What's top of your wish list for improvements to the PacBio?
Obviously, the error rate, and improving the number of reads per run. Right now, a maximum of 30 to 40 percent of the available ZMWs are occupied by a single polymerase providing data, and we'd like to see that improved. We'd also like to see read length longer.
But it doesn't matter what platform you're looking at — I could say the same thing for Sanger, the same thing for Illumina; I'd like to see more yield, longer reads, better accuracy.
More specifically to the PacBio, I would like to see the requirements for input DNA to go down considerably. That could really open up this machine to much more effective metagenomic analyses. Also, we are really anticipating the methylation detection, and how effective it is going to be.

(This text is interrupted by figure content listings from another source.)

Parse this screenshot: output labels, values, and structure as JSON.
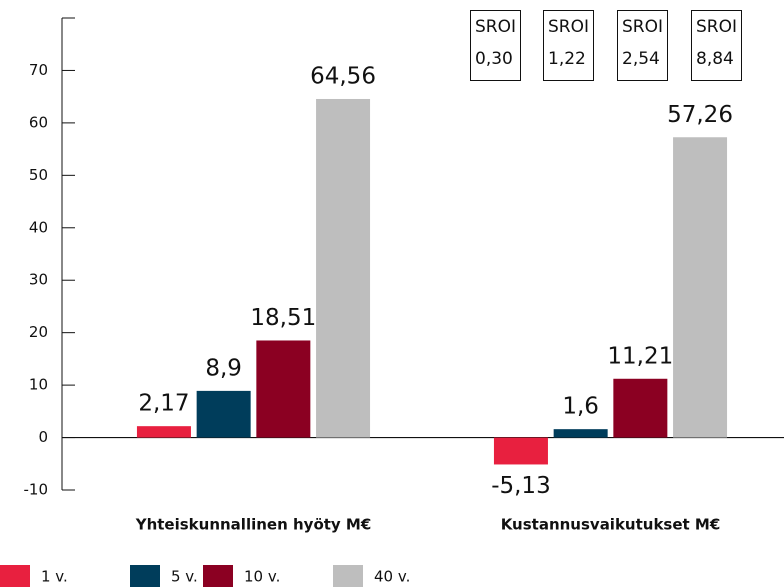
{
  "chart_data": {
    "type": "bar",
    "categories": [
      "Yhteiskunnallinen hyöty M€",
      "Kustannusvaikutukset M€"
    ],
    "series": [
      {
        "name": "1 v.",
        "color": "#e8203f",
        "values": [
          2.17,
          -5.13
        ],
        "value_labels": [
          "2,17",
          "-5,13"
        ]
      },
      {
        "name": "5 v.",
        "color": "#003d5b",
        "values": [
          8.9,
          1.6
        ],
        "value_labels": [
          "8,9",
          "1,6"
        ]
      },
      {
        "name": "10 v.",
        "color": "#8b0022",
        "values": [
          18.51,
          11.21
        ],
        "value_labels": [
          "18,51",
          "11,21"
        ]
      },
      {
        "name": "40 v.",
        "color": "#bebebe",
        "values": [
          64.56,
          57.26
        ],
        "value_labels": [
          "64,56",
          "57,26"
        ]
      }
    ],
    "ylim": [
      -10,
      80
    ],
    "yticks": [
      -10,
      0,
      10,
      20,
      30,
      40,
      50,
      60,
      70
    ],
    "legend": "bottom-left",
    "annotations": [
      {
        "label": "SROI",
        "value": "0,30"
      },
      {
        "label": "SROI",
        "value": "1,22"
      },
      {
        "label": "SROI",
        "value": "2,54"
      },
      {
        "label": "SROI",
        "value": "8,84"
      }
    ]
  }
}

What other sequencing platforms are you keeping an eye on?
Like most people, we are paying attention to Oxford [Nanopore Technologies]. They said they will be pricing their USB-based MinIon at about $900. At that price, there is no reason for us not to try it. We really haven't heard too much about ancillary charges that may be associated with it, and we're waiting to hear more about that. But if they offer a single-molecule sequencer at $900, that's something that we have to take a serious look at.
I was at AGBT, and I heard their announcement, and it reminded me very much of PacBio's presentation at AGBT three to four years earlier. And it's just now that PacBio has become, from my perspective, a legitimate instrument. But it's much easier to test a $900 instrument than it is to test a $750,000 instrument.
Are there any other sequencing platforms you're interested in?
Not right now. At UD, there has really not been a lot of interest in Ion Torrent. I'm not quite sure what the reason for that is; it may be for no other reason than that we have our hands full here with the PacBio.
Is there anything else you'd like to add?
Over the past four months, we have been very impressed with what our PacBio RS has been delivering. The company has been very attentive, so we're encouraged that they are going to continue to deliver some advancements that are going to make this platform much easier for investigators to incorporate into genomics projects.